A new version of GitHub Copilot has just begun rolling out to users, adding a number of new capabilities, such as the addition of agent mode to VS Code.
With agent mode, Copilot can iterate across an entire project, suggesting terminal commands, analyzing run-time errors, and more. “With simple prompts, agent mode takes Copilot beyond answering a question, instead completing all necessary subtasks across automatically identified or generated files to ensure your primary goal is achieved,” the company’s CEO Thomas Dohmke wrote in a blog post.
As an example, GitHub published a demo video in which a developer needs to update a website for runners that allows them to sort races by name, distance, and time. Upon receiving the request, Copilot analyzes the site to determine what needs to be changed, then begins by updating the backend and the UI, then generating unit tests for both, before handing it back over to the user to run those tests.

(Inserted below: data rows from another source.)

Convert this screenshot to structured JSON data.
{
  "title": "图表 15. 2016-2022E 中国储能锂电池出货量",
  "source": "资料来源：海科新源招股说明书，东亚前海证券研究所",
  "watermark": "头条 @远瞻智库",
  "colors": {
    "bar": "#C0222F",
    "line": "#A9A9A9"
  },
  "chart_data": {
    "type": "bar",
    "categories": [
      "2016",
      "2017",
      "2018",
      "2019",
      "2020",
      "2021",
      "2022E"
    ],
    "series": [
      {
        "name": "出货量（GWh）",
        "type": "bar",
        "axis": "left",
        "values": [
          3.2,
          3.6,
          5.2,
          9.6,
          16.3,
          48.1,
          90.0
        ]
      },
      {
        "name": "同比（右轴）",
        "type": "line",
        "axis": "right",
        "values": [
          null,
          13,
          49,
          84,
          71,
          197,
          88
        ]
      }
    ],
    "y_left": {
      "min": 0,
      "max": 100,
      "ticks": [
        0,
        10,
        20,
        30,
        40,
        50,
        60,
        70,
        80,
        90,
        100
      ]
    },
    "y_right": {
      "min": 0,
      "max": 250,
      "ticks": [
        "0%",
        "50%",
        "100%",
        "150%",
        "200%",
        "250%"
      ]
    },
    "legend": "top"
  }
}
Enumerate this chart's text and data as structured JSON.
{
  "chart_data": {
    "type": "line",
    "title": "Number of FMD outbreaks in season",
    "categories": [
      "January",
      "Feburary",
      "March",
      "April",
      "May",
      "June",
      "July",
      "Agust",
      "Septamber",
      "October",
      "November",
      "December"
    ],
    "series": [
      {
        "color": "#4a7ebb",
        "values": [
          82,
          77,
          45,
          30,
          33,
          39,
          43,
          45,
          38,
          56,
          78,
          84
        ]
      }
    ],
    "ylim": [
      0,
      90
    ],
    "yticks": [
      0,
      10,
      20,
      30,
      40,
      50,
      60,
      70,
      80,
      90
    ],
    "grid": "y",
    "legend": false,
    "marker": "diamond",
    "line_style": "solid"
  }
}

Agent mode can utilize Claude 3.5 and 3.7 Sonnet, Google Gemini 2.0 Flash, or OpenAI GPT-4o. It was first launched to VS Code Insiders in February, and is now beginning to roll out to all VS Code users, and the rollout should be complete in a few weeks.
The company also announced a public preview for Model Content Protocol (MCP) support in agent mode. MCP is an open standard for connecting data sources to AI tools, and adding it to agent mode will enable Copilot to use different tools to handle different tasks, such as understanding database schema or querying the web.
For example, asking Copilot to “update my GitHub profile to include the title of the PR that was assigned to me yesterday” would prompt the agent to take that request and the list of all available MCP tools and ask an LLM what it should do next based on that information.
“The GitHub local MCP server equips agent mode with compelling capabilities such as searching across repositories and code, managing issues and creating PRs – turning agent mode into a powerful user of the GitHub platform,” Dohmke wrote.
And finally, after adding support for other AI models like Anthropic’s Claude 3.5 Sonnet and Google’s Gemini 1.5 Pro, GitHub is now announcing that requests to models other than Copilot’s base model (GPT-4o) will be considered premium requests and subject to limits, after having been unlimited to this point.
All of GitHub’s paid plans will still offer unlimited requests for agent mode, context-driven chat, and code completions for the base model. Starting in May, Copilot Pro and Copilot Business customers will receive 300 monthly premium requests and Copilot Enterprise customers will receive 1000 monthly premium requests. The company is also adding a new Pro+ plan that gives 1500 monthly premium requests.
If a customer wants to go beyond their monthly allotment, there is a pay-as-you-go structure, starting at $0.04 per additional premium request.